The definition also confirms (at 15A (3)) that a regular pattern of hours is not in itself indicative of a firm advance commitment, and, (at 15A (4)) that an assessment of whether a person is a casual employee is to be made solely on the offer and acceptance of employment, and not on the basis of any subsequent conduct by either party.  We address our concerns regarding the new definition, below.

Impact of Casual Definition

In his second reading speech, the Minister for Industrial Relations stated that the casual definition provisions are in direct response to the decisions in WorkPac Pty Ltd v Skene [2002] FCAFC 84 (‘Skene’) and Workpac Pty Ltd v Rossato [2018] FCAFC 131 (‘Rossato’). Rossato is currently on appeal to the High Court of Australia.

Skene and Rossato confirmed that employees who work a regular pattern of hours with a firm advance commitment of work were incorrectly described as casuals, and are able to accrue and access entitlements such as annual leave and personal leave, pursuant to the FW Act, like any other permanent employee. 

The application of both Skene and Rossato, prior to the implementation of the casual definition, were to have a positive impact as many employers were required to review their workforce and assess if their long terms casual employees were in fact ‘other than casuals’, and, entitled to the same entitlements as permanent employees.
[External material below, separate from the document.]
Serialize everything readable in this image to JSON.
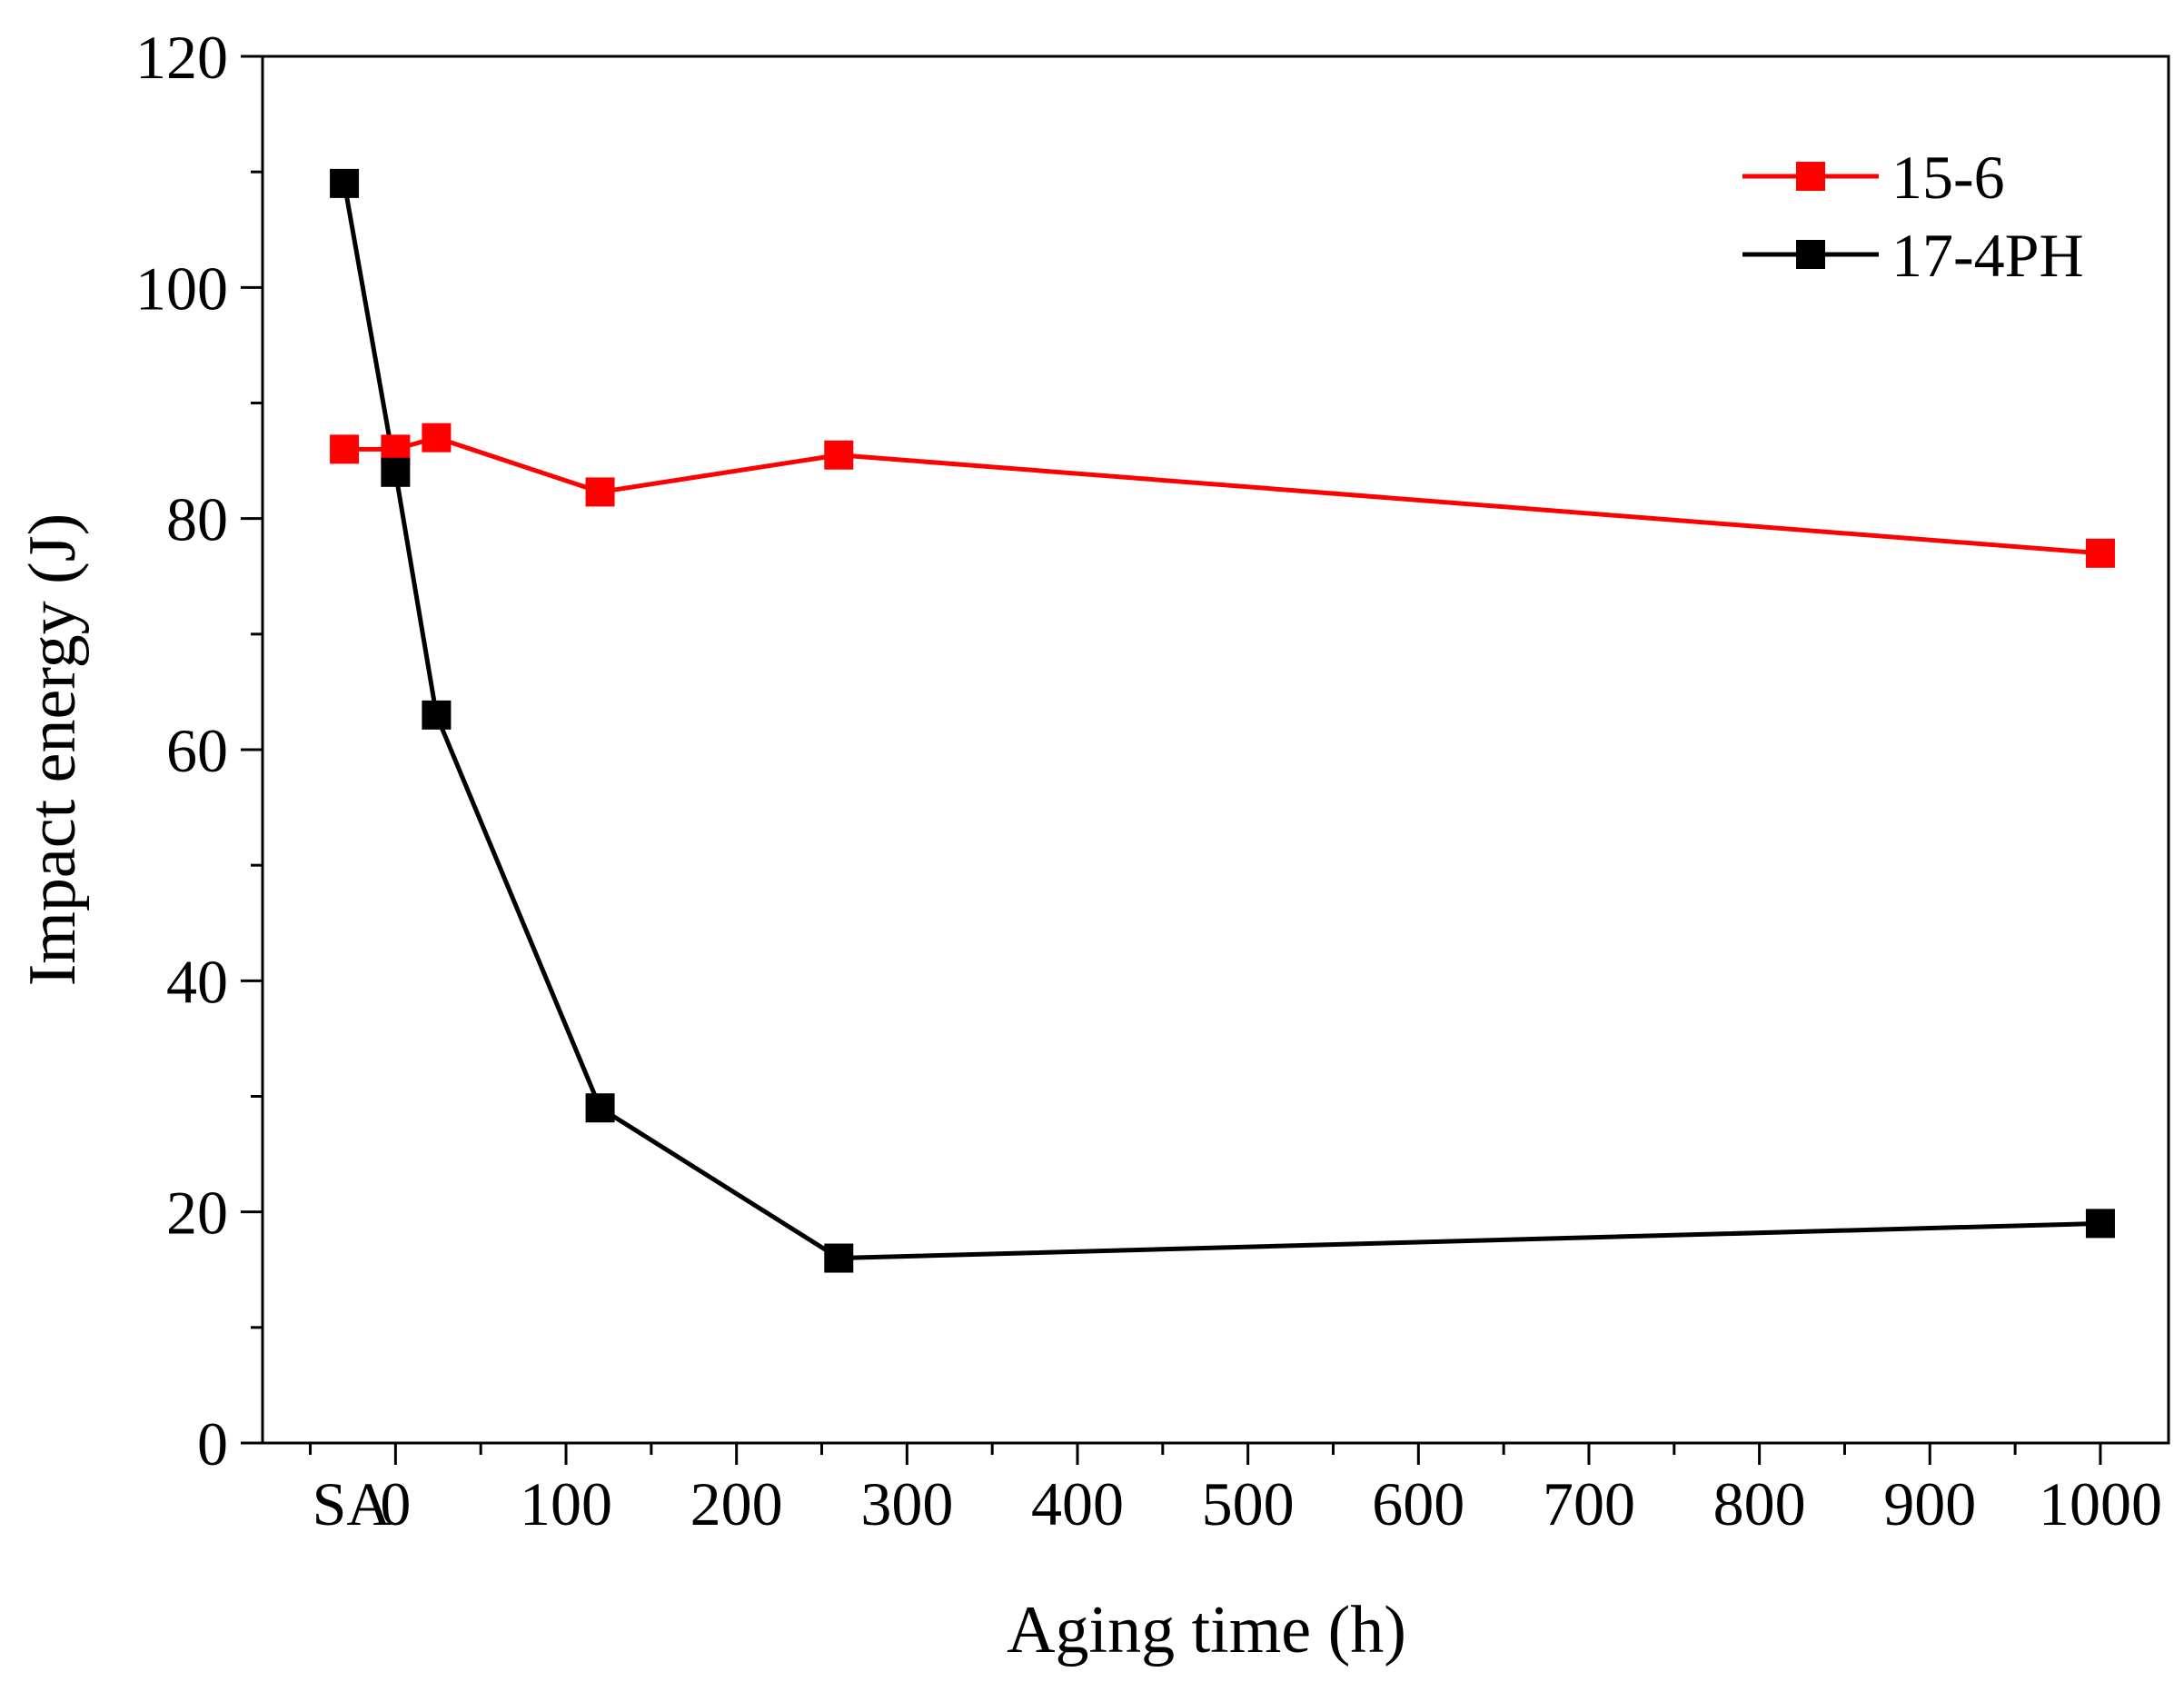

It was hoped that the impact of these decisions would reduce casualisation in the Australian workforce.

However, the arguments advanced in Skene and Rossato in assessing if a worker is ‘other than a casual’, such as a regular pattern of hours, and, a firm advance commitment of work, are directly undermined by the new casual definition in the Fair Work Act. This amendment will further entrench casualisation of the workforce and seeks to further embolden employers to use a casualised workforce, as, opposed to a permanent workforce.

Loading offset

The newly inserted section 545A will apply to employees who are not casual employees, but, have been incorrectly described as casual employees and have been paid casual loading.

If such an employee commences an underpayment claim for entitlements owed to permanent employees, section 545A (2) requires that the amount of an underpayment claim must be set off against any casual leave loading paid.

Casual conversion

The newly inserted Division 4A provides a process for converting an employee’s employment from casual to permanent. Sections 66C and 66H set out a number of ‘reasonable business grounds’ that an employer can rely upon to not make an offer of conversion, or, to refuse a request for conversion to permanent employment made by the employee. Reasonable business grounds include that the employee’s position would cease to exist in 12 months, or, that their hours of work will be reduced within 12 months.

Our view is that ‘reasonable business grounds’ leave room for an employer to state that someone’s role isn’t required at the time of the request for conversation. They could then state in 12 months that the position or hours of that worker are still required due to a change in business circumstances, even though they denied an employee’s request at first instance and in reality they were likely eligible for conversion.

It also appears that an employer can continue to rely upon reasonable business grounds provided to an employee, after the first occasion they are considered for permanent employment, on later occasions that an employee requests permanent employment (see section 66F). We are concerned that an employer need only, in practice, consider an employee once for conversation to permanent employment if they have refused the employee’s request on reasonable business grounds.


In short, the Omnibus Bill does not include many of the contentious amendments that were the subject of the campaign against it, given that only Schedule 1 was passed. However, the introduction of the casual definition and the other amendments that flow from that definition will create significant issues for workers who have been treated differently from employees who are permanent, while in essence carrying out the same work.